Whereas the book covers well-trodden historical ground through the end of the Cold War, the final part provides needed coverage of the three decades since the collapse of the Soviet Union. Their answer to the question of whether the United States became more or less controlling in Latin America as a result of its standing as the sole remaining superpower is both – but in different ways.
It has become more interventionist in the war on drugs, going “supply side” by pressing narcotic-producing nations like Peru, Colombia, and Bolivia to adopt policies and accept U.S. military and law enforcement presence to eradicate coca production. But it also intervened in the interest of democratic institutions, sending troops to Haiti to both uphold the democratic election of Jean-Bertrand Aristide and, the following decade, to keep him out of power.
Neoliberalism, in the authors’ estimation, was less a symptom of U.S. hegemony and more a short-lived episode of hemispheric cooperation that eventually foundered on the rocks of nationalism. Finally, distracted by its wars in the Middle East, Washington reverted to its traditional inclination to neglect the region, leaving Latin American nations with greater geopolitical latitude than they possessed prior to the fall of the Berlin Wall.
The Crandalls do not venture far outside the realm of official policymaking in their history. While a book with the subtitle The United States in Latin America could allow many different historical actors to take center stage, the authors demonstrate that in their narrative, the “United States” refers to the United States government.
Social groups, both national and transnational, remain in the background. The reader learns little of the effect on Latin American societies of U.S. capital flows into Latin America in search of markets and raw materials. Likewise, readers wanting a discussion of the cultural hegemony exercised by the northerners over their Latin American neighbors will be dissatisfied.
The way U.S. money, pop cultural exports, and the like shaped Latin American social, familial, and gender norms—and how Latin Americans negotiated those influences—does not factor into the narrative.
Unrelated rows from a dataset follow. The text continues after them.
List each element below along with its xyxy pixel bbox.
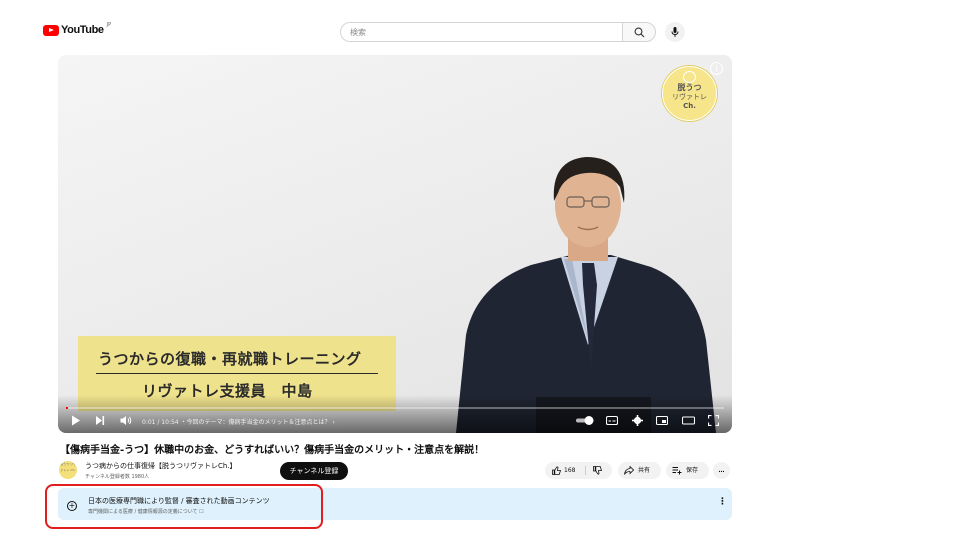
current-time: 0:01 / 10:54 bbox=[142, 419, 179, 426]
subscriber-count: チャンネル登録者数 1980人 bbox=[85, 474, 150, 480]
youtube-play-icon bbox=[43, 24, 59, 36]
apple-icon bbox=[683, 71, 696, 83]
next-icon[interactable] bbox=[95, 415, 105, 426]
video-player[interactable]: 脱うつ リヴァトレ Ch. i うつからの復職・再就職トレーニング リヴァトレ支… bbox=[58, 55, 732, 433]
channel-watermark: 脱うつ リヴァトレ Ch. bbox=[662, 66, 717, 121]
volume-icon[interactable] bbox=[120, 415, 132, 426]
channel-name[interactable]: うつ病からの仕事復帰【脱うつリヴァトレCh.】 bbox=[85, 461, 237, 471]
miniplayer-icon[interactable] bbox=[656, 415, 668, 426]
watermark-line1: 脱うつ bbox=[677, 83, 702, 92]
save-playlist-icon bbox=[672, 467, 682, 475]
theater-icon[interactable] bbox=[682, 415, 695, 426]
player-controls: 0:01 / 10:54 ・今回のテーマ：傷病手当金のメリット＆注意点とは？ › bbox=[58, 413, 732, 431]
youtube-logo[interactable]: YouTube JP bbox=[43, 22, 112, 36]
logo-country: JP bbox=[106, 22, 112, 28]
subscribe-button[interactable]: チャンネル登録 bbox=[280, 462, 348, 480]
avatar-text: 脱うつ リヴァトレ Ch. bbox=[60, 462, 76, 472]
watermark-line3: Ch. bbox=[683, 102, 696, 110]
save-button[interactable]: 保存 bbox=[666, 462, 709, 479]
watermark-line2: リヴァトレ bbox=[672, 93, 707, 101]
logo-text: YouTube bbox=[61, 24, 104, 36]
search-input[interactable]: 検索 bbox=[340, 22, 622, 42]
share-button[interactable]: 共有 bbox=[618, 462, 661, 479]
share-icon bbox=[624, 466, 634, 475]
caption-divider bbox=[96, 373, 378, 374]
save-label: 保存 bbox=[686, 467, 699, 474]
progress-bar[interactable] bbox=[66, 407, 724, 409]
mic-icon bbox=[671, 27, 679, 37]
search-placeholder: 検索 bbox=[350, 28, 366, 37]
annotation-highlight-box bbox=[45, 484, 323, 529]
thumbs-down-icon[interactable] bbox=[593, 466, 602, 475]
autoplay-toggle[interactable] bbox=[575, 415, 595, 426]
like-separator bbox=[585, 466, 586, 475]
caption-line1: うつからの復職・再就職トレーニング bbox=[98, 350, 362, 368]
time-display: 0:01 / 10:54 ・今回のテーマ：傷病手当金のメリット＆注意点とは？ › bbox=[142, 417, 335, 426]
play-icon[interactable] bbox=[71, 415, 81, 426]
like-count[interactable]: 168 bbox=[564, 462, 575, 479]
video-title: 【傷病手当金-うつ】休職中のお金、どうすればいい？傷病手当金のメリット・注意点を… bbox=[60, 445, 485, 456]
subtitles-icon[interactable] bbox=[606, 415, 618, 426]
more-actions-button[interactable]: … bbox=[713, 462, 730, 479]
kebab-menu-icon[interactable]: ⋮ bbox=[718, 497, 727, 507]
info-icon[interactable]: i bbox=[710, 62, 723, 75]
share-label: 共有 bbox=[638, 467, 651, 474]
settings-icon[interactable] bbox=[632, 415, 643, 426]
thumbs-up-icon[interactable] bbox=[552, 466, 561, 475]
voice-search-button[interactable] bbox=[665, 22, 685, 42]
progress-fill bbox=[66, 407, 68, 409]
search-icon bbox=[634, 27, 645, 38]
presenter-image bbox=[456, 157, 716, 433]
like-dislike-group: 168 bbox=[545, 462, 612, 479]
top-bar: YouTube JP 検索 bbox=[0, 0, 960, 62]
channel-avatar[interactable]: 脱うつ リヴァトレ Ch. bbox=[59, 461, 77, 479]
fullscreen-icon[interactable] bbox=[708, 415, 719, 426]
chapter-title[interactable]: ・今回のテーマ：傷病手当金のメリット＆注意点とは？ › bbox=[181, 419, 335, 426]
search-button[interactable] bbox=[622, 22, 656, 42]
Overall, the volume’s 42 short, episodic chapters convey a certain ambiguity about the consequences and meaning of U.S. power in the Western Hemisphere. The Crandalls avoid a defined interpretive framework—such as nationalism, dependency, world systems and the like—in their explanation of events. Some may be impatient with their “explain, don’t justify” approach to historical objectivity. But undergraduates being exposed to the history for the first time will benefit from the Crandalls’ intention to avoid anachronistic moral standards and to encourage readers to make up their minds for themselves.